Several research institutes around the world are working on creating functional marrow. Harvard University's Wyss Institute for Biologically Inspired Engineering is among the leaders, with studies on topics such as marrow-on-a-chip and injectable bone marrow scaffolds for transplanted haematopoietic stem cells. A study led by Queen Mary University of London details the creation of biomimetic bone marrow niches (bit.ly/marrow-niche). "The final frontier will be bioprinting a bone or a part of bone which is functional in every way, from providing skeletal support to manufacturing blood cells," says Mandal.

His team also works on regenerating cartilage and is looking to create a regenerative cartilage-bone interface that could be useful for patients with osteoarthritis. Using 3D bioprinting, his lab created a three-layered knee meniscal tissue that could be developed for transplantation in patients with meniscal damage, primarily due to sports injuries. An injectable gel version with a silk protein substrate can be used to repair partial tears on site, says Mandal. These technologies are at the animal-testing stage.

In a 2021 study conducted in collaboration with Harvard Medical School, the team created cardiac muscle patches capable of maintaining a rate of 75-78 beats per minute. These patches could restore the function of the heart ventricle with damaged muscles (bit.ly/beating-muscle). The heart is also a target tissue for the IIT Kanpur team. It is working on injectable gels to be administered directly at the site of fibrosis in the ventricle. The gel contains cardiac muscle cells in a collagen matrix.

Ashok Kumar's next target is developing scaffolds for nerve tissue regeneration. The idea is to provide some intervention for people with paralysis. "Our scaffolds have shown good results with animal tests," he says. Pati's lab has begun initial work with lung tissue. While creating entire organs for transplants may still be years away, researchers believe that within 5-7 years, there will be many commercially available tissues for treating patients. "The technology has reached a stage where it is racing," says Pati.

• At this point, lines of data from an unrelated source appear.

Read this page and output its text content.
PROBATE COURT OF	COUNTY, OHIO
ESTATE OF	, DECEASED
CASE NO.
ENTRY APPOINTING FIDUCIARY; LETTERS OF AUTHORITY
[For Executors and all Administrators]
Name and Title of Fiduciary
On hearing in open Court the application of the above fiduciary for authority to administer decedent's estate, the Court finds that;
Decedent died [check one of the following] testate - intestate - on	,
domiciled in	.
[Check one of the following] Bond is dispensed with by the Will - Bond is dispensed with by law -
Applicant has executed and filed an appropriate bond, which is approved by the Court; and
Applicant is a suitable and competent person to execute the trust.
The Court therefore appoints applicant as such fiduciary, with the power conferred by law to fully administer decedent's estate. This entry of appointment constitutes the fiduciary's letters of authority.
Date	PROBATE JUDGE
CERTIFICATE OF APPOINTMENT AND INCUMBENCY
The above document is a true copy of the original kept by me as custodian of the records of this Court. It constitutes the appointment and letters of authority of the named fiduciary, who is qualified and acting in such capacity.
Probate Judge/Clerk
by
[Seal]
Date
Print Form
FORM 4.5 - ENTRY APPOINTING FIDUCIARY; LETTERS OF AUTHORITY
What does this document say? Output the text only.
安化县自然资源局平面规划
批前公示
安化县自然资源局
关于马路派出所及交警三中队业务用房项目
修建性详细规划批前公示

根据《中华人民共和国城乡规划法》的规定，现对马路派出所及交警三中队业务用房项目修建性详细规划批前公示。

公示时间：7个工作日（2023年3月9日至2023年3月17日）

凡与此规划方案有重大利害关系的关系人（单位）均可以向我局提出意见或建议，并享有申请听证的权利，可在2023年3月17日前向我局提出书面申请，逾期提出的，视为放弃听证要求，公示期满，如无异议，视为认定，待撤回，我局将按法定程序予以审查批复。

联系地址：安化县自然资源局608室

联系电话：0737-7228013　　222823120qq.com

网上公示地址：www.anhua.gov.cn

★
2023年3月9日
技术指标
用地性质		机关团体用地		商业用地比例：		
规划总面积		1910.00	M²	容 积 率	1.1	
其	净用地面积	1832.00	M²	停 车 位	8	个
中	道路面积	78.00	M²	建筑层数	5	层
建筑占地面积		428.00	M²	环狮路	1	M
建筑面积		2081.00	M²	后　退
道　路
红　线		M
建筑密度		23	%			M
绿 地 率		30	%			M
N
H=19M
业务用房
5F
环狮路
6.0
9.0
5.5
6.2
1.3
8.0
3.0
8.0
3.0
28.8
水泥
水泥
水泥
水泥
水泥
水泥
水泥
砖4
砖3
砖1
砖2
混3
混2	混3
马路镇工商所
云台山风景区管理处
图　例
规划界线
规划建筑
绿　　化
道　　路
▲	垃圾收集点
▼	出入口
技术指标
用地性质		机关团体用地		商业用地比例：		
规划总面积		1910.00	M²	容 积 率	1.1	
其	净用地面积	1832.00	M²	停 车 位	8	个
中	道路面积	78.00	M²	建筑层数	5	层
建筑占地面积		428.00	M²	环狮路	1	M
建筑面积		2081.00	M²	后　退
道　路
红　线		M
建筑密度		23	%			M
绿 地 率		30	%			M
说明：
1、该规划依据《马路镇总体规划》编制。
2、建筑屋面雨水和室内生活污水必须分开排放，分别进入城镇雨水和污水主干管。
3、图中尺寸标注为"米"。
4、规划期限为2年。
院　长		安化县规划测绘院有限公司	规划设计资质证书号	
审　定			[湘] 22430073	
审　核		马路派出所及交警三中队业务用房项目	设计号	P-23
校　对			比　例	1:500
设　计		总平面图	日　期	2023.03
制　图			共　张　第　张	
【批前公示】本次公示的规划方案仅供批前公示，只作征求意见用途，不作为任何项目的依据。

As an offshoot of the ongoing research, most labs are also developing humanised, biomimetic models to test drugs and cosmetics on ('Raising the bars' ). The need for such testing platforms is becoming imperative, with the U.S. National Institutes of Health announcing in 2025 that it would no longer fund projects based solely on animal testing models. India, too, revised its New Drugs and Clinical Trial Rules in 2023 to encourage non-animal-based platforms such as organs-on-chip, 3D biomimetic models and advanced computing methods.